Als Standard-Chemotherapieregime haben sich verschiedene Kombinationen von Capecitabine, Oxaliplatin, 5-Fluorouracil (mit Folinsäure) und Irinotecan etabliert (z. B. FOLFOX, FOLFIRI).

Wenn das KRAS-Onkogen als Wildtyp und nicht als Mutante vorliegt, kann die Wirkung durch Cetuximab signifikant verbessert werden. Inzwischen geht die Tendenz dahin, die Behandlung individuell zu gestalten, wobei dem Grad der Metastasierung, der Gesamttumormasse und dem KRAS-Status des Tumors eine ausschlaggebende Rolle zukommt. Das mittlere progressionsfreie Überleben kann laut Studien auf über 7 Monate und das mittlere Gesamtüberleben auf deutlich über 2 Jahre angehoben werden. Eine bessere Prognose kann jedoch nur in Kenntnis der Gesamtsituation erfolgen. Eine Alternative zu FOLFIRI un FOLFOX ist CAPOX-B (Capecitabin, Oxaliplatin und Bevacizumab). Eine Dauertherapie nach Initialtherapie verlängert offenbar das progressionsfreie Überleben deutlich (auf über 11 Monate!), wie eine neuere Studie zeigt.
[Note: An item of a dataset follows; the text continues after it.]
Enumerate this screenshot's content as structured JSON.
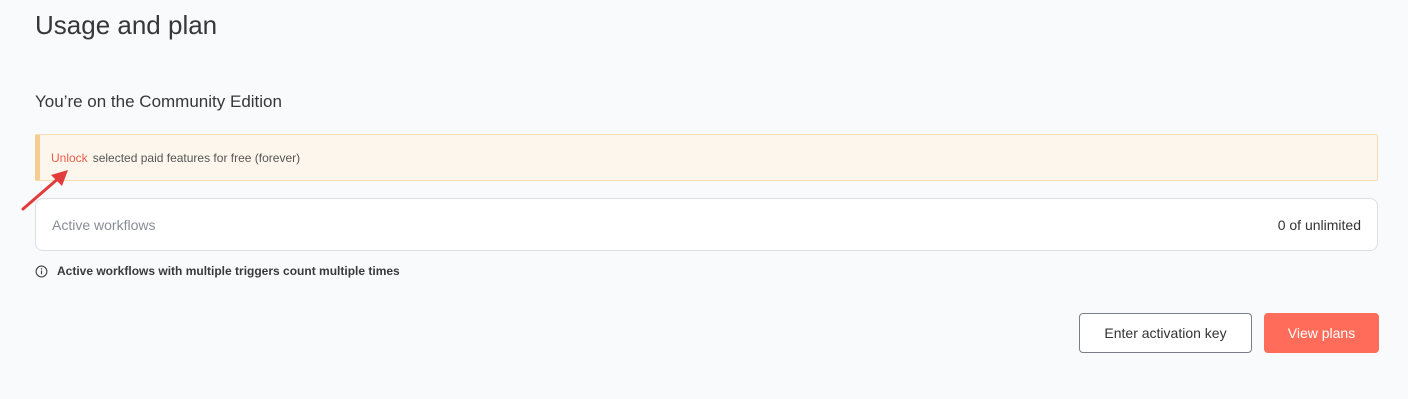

Ein Problem sind die eher seltenen Fälle in Stadium II (siehe hier), die von einer Chemotherapie profitieren können, die aber in der Statistik untergehen. Ihretwegen alle Stadium-II-Fälle zu behandeln, würde bedeuten, die meisten Patienten unnötigerweise den Risiken und Nebenwirkungen der Behandlung auszusetzen. Jetzt scheint die besonders gefährdete Gruppe durch den Nachweis des Fehlens eines Markers (CDX2) identfizierbar und damit einer Erfolg versprechenden Chemotherapie zuführbar zu sein 1)N Engl J Med. 2016 Jan 21;374(3):211-22.

 

Allgemeines

Ganz generell hängt die Behandlung des Dickdarmkarzinoms von seinem Stadium ab.

  • In den Stadien I und II ist ein Therapieverzicht meist sinnvoll, da der Nutzen geringer ist als die möglicherweise lebensverlängernde Wirkung.
  • In den Stadien III und IV kommen in erster Linie chirurgische Maßnahmen und bei nicht resektablen und metastasierenden Tumoren verschiedene Chemotherapieregime in Betracht. (Zum Rektumkarzinom, das anders behandelt wird, siehe hier.)

Wenn keine vollständige Entfernung aller Tumormassen (R0-Resektion) möglich ist, ist meist eine Chemotherapie indiziert, wobei jedoch Alter und Begleiterkrankungen (Komorbidität) zu berücksichtigen sind. In einigen Fällen kann es sinnvoll sein, die Tumormasse chirurgisch zu reduzieren, bevor mit der Chemotherapie des Kolonkarzinoms begonnen wird, um ihren Erfolg zu verbessern. Auch ist zu bedenken, dass ein nicht resezierter Primärtumor unter Chemotherapie dennoch weiter wachsen und zu einem Darmverschluss (Ileus) oder einer Blutung führen kann. Daher ist vor Beginn der Chemotherapie oft eine chirurgische Entfernung oder Verkleinerung  des Primärtumors zu erwägen.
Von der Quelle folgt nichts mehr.